Foto: Simone Borchardt, MdB

Der Gesundheitsausschuss: Die Neuen

Nach dem Regierungswechsel hat auch der 42 Mitglieder zählende Ausschuss für Gesundheit des Deutschen Bundestags viele neue Gesichter. Einige sind erfahrene Mediziner, auch Klinikärzte und Pflegeexperten, die die Probleme des Gesundheitswesens und der Krankenhäuser genau kennen. Die neuen Bundestagsabgeordneten und Ausschussmitglieder mit verschiedenen Bezügen zur Gesundheitspolitik versprechen, spannende Perspektiven in die Diskussionen um die entscheidenden Fragen der Gesundheitsversorgung zu bringen. Wer sind „die Neuen“? Das Krankenhaus stellt einige der Newcomer im Rahmen einer Reihe von Interviews vor. Wie stehen sie zu den brennenden Themen der Gesundheits- und Krankenhauspolitik? Wir setzen unsere kleine Serie mit Simone Borchardt (MdB, CDU/CSU) und Ates Gürpınar (Die Linke) fort.

Fragen an Simone Borchardt (MdB, CDU/CSU)

Was ist Ihre Motivation als Politikerin und als Abgeordnete des Deutschen Bundestages?
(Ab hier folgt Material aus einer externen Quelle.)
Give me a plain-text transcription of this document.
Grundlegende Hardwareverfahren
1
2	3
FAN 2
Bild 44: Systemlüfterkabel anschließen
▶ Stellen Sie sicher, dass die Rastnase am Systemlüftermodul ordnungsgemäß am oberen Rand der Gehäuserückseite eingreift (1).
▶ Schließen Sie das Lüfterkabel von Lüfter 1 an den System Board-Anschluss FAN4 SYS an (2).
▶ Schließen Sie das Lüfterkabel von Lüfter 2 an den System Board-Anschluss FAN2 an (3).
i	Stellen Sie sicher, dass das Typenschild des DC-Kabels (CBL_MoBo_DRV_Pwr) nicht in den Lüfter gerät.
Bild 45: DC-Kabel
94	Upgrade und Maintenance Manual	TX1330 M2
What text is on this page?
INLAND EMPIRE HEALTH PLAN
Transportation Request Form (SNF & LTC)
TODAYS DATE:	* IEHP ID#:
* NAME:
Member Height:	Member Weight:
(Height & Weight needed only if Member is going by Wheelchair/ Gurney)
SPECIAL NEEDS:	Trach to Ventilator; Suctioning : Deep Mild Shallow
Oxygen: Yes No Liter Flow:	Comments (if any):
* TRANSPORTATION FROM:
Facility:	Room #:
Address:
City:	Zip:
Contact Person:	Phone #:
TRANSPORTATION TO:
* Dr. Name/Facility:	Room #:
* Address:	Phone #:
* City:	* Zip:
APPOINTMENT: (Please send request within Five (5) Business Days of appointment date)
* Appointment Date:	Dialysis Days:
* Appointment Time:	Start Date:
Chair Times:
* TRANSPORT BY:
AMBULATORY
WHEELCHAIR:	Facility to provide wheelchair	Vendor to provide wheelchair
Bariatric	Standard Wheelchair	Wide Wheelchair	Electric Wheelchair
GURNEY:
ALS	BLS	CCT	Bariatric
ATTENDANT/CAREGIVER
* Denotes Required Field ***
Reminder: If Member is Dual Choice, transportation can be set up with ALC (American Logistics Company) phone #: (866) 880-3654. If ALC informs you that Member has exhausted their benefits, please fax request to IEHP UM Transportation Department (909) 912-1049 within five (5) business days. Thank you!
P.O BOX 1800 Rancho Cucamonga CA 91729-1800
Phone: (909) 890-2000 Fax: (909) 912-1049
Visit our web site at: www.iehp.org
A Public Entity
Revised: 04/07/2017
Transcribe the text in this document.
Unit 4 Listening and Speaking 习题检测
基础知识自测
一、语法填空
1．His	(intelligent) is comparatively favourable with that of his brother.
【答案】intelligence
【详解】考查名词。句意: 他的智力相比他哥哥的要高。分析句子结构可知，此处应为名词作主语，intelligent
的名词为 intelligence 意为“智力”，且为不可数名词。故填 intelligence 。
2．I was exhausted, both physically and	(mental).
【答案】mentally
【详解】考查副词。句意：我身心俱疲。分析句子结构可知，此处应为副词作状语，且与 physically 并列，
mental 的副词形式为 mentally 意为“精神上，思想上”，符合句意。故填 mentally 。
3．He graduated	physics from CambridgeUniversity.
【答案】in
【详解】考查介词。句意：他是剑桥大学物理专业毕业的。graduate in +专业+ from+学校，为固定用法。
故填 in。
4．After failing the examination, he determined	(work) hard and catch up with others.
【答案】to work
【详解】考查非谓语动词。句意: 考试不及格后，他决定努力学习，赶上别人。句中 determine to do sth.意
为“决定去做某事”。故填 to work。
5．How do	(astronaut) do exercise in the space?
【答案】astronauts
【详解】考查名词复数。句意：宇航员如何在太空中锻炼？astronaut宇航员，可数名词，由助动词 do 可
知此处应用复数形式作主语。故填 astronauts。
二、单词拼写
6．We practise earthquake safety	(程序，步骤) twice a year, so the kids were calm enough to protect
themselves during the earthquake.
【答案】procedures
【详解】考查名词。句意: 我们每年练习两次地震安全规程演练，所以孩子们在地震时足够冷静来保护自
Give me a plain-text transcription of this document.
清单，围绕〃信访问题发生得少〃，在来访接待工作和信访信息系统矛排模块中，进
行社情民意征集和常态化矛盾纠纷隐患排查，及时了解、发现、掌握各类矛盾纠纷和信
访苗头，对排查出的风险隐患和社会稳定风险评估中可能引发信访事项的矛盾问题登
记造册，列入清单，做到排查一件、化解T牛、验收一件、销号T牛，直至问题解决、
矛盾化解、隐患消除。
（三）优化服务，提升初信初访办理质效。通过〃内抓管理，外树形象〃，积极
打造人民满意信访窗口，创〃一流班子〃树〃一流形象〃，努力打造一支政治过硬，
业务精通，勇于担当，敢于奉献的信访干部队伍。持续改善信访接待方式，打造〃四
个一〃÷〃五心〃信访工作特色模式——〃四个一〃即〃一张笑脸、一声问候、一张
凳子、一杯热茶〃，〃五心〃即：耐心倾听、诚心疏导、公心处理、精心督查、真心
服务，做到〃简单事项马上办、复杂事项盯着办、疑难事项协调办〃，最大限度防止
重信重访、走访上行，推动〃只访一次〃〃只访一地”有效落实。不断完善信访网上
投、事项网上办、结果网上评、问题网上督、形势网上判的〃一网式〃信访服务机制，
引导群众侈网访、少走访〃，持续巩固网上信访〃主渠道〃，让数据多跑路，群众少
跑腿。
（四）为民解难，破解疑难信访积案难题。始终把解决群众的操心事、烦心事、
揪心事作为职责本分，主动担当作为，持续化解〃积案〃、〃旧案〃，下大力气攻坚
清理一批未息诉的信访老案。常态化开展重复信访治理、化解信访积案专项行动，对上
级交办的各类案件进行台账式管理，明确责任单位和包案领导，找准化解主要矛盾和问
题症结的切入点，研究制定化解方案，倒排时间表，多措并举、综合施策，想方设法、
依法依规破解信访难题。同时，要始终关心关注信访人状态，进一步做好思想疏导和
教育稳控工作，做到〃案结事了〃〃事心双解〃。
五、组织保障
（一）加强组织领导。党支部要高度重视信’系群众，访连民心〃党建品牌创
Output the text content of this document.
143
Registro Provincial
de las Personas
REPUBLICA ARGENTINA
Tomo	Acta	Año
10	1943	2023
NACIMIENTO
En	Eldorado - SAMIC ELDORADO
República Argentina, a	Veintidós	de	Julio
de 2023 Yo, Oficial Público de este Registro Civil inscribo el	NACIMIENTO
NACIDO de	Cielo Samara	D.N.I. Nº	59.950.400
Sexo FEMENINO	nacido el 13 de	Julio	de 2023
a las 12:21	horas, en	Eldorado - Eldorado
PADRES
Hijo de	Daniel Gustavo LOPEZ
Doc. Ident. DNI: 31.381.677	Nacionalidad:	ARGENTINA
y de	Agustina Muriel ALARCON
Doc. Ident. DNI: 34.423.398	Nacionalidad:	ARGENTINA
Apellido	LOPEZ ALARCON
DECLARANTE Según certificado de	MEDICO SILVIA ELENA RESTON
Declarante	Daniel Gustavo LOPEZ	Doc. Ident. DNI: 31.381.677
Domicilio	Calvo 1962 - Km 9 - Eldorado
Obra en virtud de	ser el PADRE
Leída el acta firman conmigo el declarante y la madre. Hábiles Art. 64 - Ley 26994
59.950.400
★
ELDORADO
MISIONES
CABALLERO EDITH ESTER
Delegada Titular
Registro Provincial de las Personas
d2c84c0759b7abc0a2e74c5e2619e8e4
Als Geschäftsführerin einer Pflegeeinrichtung bin ich mit den alltäglichen Herausforderungen im Pflege- und Gesundheitssektor bestens vertraut. Ich möchte als Politikern proaktiv Lösungen erarbeiten, aber nicht nur im Gesundheitsbereich. Darüber hinaus verfolge ich das Regierungshandeln sehr kritisch und lege, wenn nötig, den Finger gerne in die Wunde. Um unser Gesundheitssystem auch weiterhin leistungsfähig zu halten, müssen wir umdenken. Hier möchte ich nur einige Punkte nennen wie die sektorenübergreifende Versorgung, die Digitalisierung und das Neustrukturieren von medizinischen Berufsgruppen.

Und was macht Sie als Christdemokratin aus?  

Grundlage meines Handelns ist mein festes Wertegerüst, aber ich bedenke auch immer mögliche Konsequenzen, d.h. Prozesse auch bis zum Ende zu denken. Das ist mir viel wichtiger, als das sture Festhalten an rein ideologischen Leitlinien. Das sage ich vor allem auch als Frau aus der Praxis. Dies erlebe ich in der Politik derzeit aber nicht immer. Ich halte es für sehr mutig, eine getroffene Entscheidung auch mal zu überdenken, so z.B. bei der einrichtungsbezogenen Impfpflicht. Wenn sich Rahmenbedingungen ändern, dann zeugt es von Größe darauf einzugehen und sich den neuen Bedingungen zu stellen.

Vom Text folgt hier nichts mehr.